The change that had come to me was marvelous beyond all of my power to describe. My cell seemed to be a little palace and I remembered in joy that I had heard my old father sing a song in which were these words: “Prisons would palaces prove if Jesus would dwell with me there.”
How real all things became to me. How clear, true and reasonable the Scriptures, how wicked and unreasonable it was to sin; profanity and all harsh and vulgar words became offensive, the finer sensibilities awakened in my nature. Old things had passed away and I was certainly in Christ a new creature. I felt no shame or hesitancy in telling every one that I was a Christian, that I had found in Jesus a Savior. The delight of our chaplain and my Sunday school teacher seemed to have no bounds. They rejoiced with me, so did all of the Christian prisoners, and not a few of those who were not converted seemed to be profoundly interested and genuinely pleased that I had found forgiveness.
I read the Scriptures with great delight and it was sweet to go into my little cell and betake myself to my knees. I availed myself of every opportunity to speak a kind word of exhortation to prisoners, guards, or visitors, and feel confident that my labors were not in vain in the Lord for not long after my conversion there were several others brought very consciously and very blessedly into a gracious relation with Christ, I think I may safely say as the fruit of my personal work.
I confessed my real name to the warden of the penitentiary and with the assistance of my chaplain wrote quite a number of letters to parties whom I had treated grossly, confessed my sin to them, begged their forgiveness, and told them that Christ had graciously saved me by his grace.
Having been skeptical, I now found real delight in reading the very best books I could get hold of whose authors were making war on unbelief of every kind. I enjoyed a little book called “The Man of Galilee” which was written by a Bishop Haygood, I think, of Georgia. It was a wonderful little volume.
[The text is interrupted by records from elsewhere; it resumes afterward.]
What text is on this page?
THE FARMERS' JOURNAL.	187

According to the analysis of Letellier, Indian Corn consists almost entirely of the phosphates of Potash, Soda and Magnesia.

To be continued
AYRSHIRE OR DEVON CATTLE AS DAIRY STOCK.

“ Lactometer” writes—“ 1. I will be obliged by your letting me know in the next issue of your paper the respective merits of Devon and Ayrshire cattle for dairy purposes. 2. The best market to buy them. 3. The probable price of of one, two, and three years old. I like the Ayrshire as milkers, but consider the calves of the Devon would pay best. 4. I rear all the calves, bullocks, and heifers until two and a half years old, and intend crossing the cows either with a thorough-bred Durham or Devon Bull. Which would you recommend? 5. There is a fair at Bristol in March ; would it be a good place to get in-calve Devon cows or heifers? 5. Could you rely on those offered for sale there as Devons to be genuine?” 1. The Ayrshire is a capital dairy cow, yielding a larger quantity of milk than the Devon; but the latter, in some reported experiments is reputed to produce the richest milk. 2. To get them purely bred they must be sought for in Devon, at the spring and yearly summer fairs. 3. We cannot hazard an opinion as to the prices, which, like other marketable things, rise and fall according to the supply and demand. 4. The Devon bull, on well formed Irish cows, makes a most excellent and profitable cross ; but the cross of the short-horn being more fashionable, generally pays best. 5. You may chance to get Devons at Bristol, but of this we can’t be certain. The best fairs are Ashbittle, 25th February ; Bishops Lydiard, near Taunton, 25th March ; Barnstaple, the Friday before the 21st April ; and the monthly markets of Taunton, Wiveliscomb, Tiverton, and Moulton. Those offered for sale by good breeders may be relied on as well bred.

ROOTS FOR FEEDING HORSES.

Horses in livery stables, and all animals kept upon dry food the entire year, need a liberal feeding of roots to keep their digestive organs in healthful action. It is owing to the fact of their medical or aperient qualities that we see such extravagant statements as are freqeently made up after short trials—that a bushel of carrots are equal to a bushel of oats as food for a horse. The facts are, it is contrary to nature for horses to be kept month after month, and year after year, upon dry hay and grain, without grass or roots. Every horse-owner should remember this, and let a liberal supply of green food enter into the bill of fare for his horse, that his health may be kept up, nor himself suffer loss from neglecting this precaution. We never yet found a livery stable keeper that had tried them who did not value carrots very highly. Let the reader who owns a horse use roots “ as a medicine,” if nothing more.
I sought every opportunity to put books and tracts into the hands of prisoners whom I had found skeptical. I fully realize that I am suffering the just reward of my deeds and should not blame other people. At the same time it is perfectly clear to me that if I had gotten into some good, religious school, instead of the skeptical institution where I was robbed of my faith, I would no doubt have been a happy and useful citizen instead of having lived a miserably wicked life and being shut up here in prison through these weary years with but little probability of much usefulness in the time to come. If the words of a prisoner are worth anything, I would most earnestly urge parents and guardians to keep children under their care out of skeptical colleges. They will find it almost impossible to stem the tide of ridicule and unbelief that is so common among college professors and students, and so likely to spring up in the conditions surrounding the average institution of learning.